A PETA investigation into cruel “sound localization” experiments at the University of Wisconsin–Madison revealed that experimenters drill holes into cats’ skulls, implant electrodes in their brains, and implant steel coils in their eyes. The cats are intentionally deafened and then killed. At Michigan State University, experimenters cut into cats’ faces, crushed their optic nerves, removed their eyes, and then killed them. In auditory studies, cats have their ears cut off and are locked in restraint chairs so that their brain activity can be measured in response to different sounds. In stroke experiments, blood flow to the cats’ brains or eyes is blocked, causing a stroke. In vision experiments, cats are raised in darkness, have one or both eyes sewn shut, or have their eyes removed.

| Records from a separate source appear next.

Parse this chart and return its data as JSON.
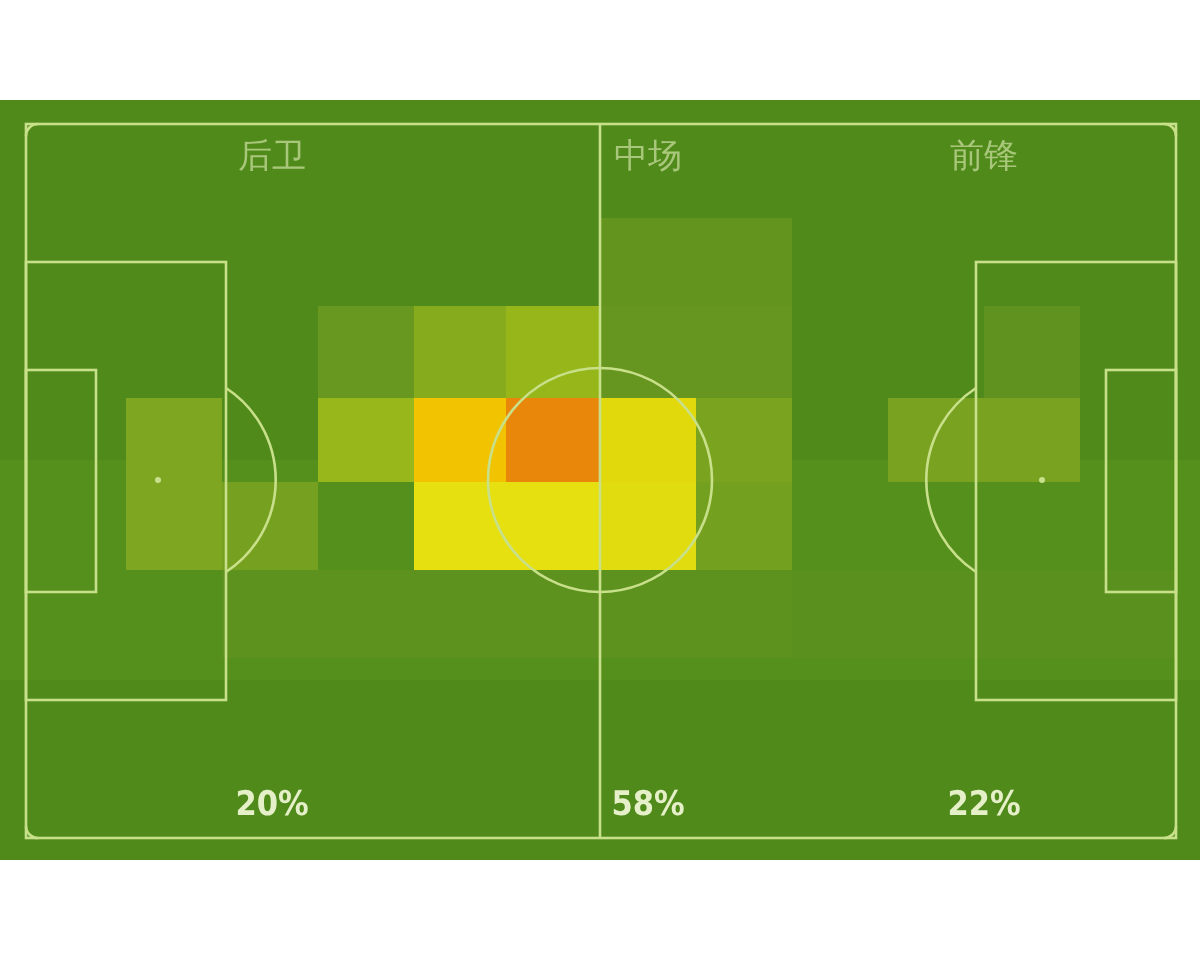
{
  "chart_data": {
    "type": "other",
    "categories": [
      "后卫",
      "中场",
      "前锋"
    ],
    "values": [
      20,
      58,
      22
    ],
    "value_labels": [
      "20%",
      "58%",
      "22%"
    ]
  }
}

At a contract testing laboratory called Professional Laboratory and Research Services (PLRS), where PETA conducted an undercover investigation, cats suffered seizures and bled from the nose and mouth after an experimental chemical was applied to their skin. In spite of this severe reaction, the chemical was administered to the cats a second time the very same day. PLRS was shut down after PETA filed a complaint with federal authorities.
The National Institutes of Health acknowledges that 95 percent of all new drugs that test safe and effective in animal tests fail or cause harm in human clinical trials. NIH also acknowledges that 90 percent of basic research, most of which involves animals, fails to lead to any human therapies. In other words, animal experimentation is a colossal failure.
The USDA reports that 19,000 cats are used each year in experimentation – in addition to the tens of thousands who are killed and sold to schools for crude classroom dissections. Often, these cats endure the most heinous procedures imaginable.
It is hard to believe that cats, or indeed any animals, are still being subjected to barbaric practices and unimaginable pain and suffering in today’s animal testing laboratories, but they are. THEY ARE!
This is absolutely awful on every level. Thankfully my district stop using animal dissection long ago but I know the practice is still common through other district in the country. Ugh.